Amir-Abdollahian met with Rafael Grossi, director general of the International Atomic Energy Agency (IAEA), here Tuesday and urged the body to keep cooperating with the Islamic Republic within the framework of its technical duties and avoid taking political positions.
He said that he wanted to deepen cooperation with Iran in his talks in Tehran, but as in the past, he made disparaging remarks after leaving the Islamic Republic.
Grossi claimed in Vienna Wednesday that his inspectors were close to being unable to “guarantee” they knew the size of Iran’s stockpile of enriched uranium.
“Our negotiations have been inconclusive, meaning that we could not finish,” Grossi told reporters in Vienna, where the IAEA is based, after addressing the agency’s board of governors. “I’m not giving up on trying to find some understanding, but in terms of what we were discussing yesterday, we could not conclude an agreement.”
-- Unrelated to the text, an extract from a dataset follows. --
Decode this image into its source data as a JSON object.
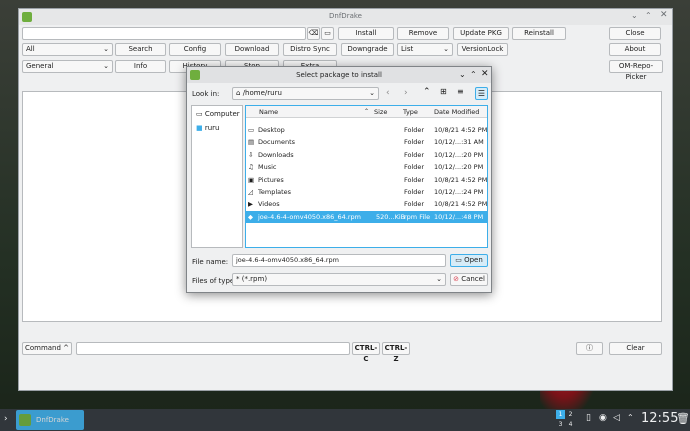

Pressed on whether any progress had been made, Grossi said that “in terms of the substance, no, quite clearly, we were not able to make progress.” However, he said that having got to know the new Iranian officials was “a positive element” and “this will certainly help.”
Then he claimed “We are close to the point where I would not be able to guarantee continuity of knowledge.”
On Tuesday, Grossi went to the Atomic Energy Organization of Iran, the country’s civilian nuclear agency, and met its new head, Muhammad Eslami. He also met Amir-Abdollahian, who said Iran was determined to have “constructive engagement” with the IAEA to “improve mutual trust and cooperation”.
On Wednesday, a deputy foreign minister and nuclear negotiator for Iran, Ali Bagheri Kani, traveled to the United Arab Emirates and met with a prominent Emirati diplomat, Anwar Gargash. The UAE’s state-run WAM news agency described the meeting as dealing with “regional and international developments of common interest.”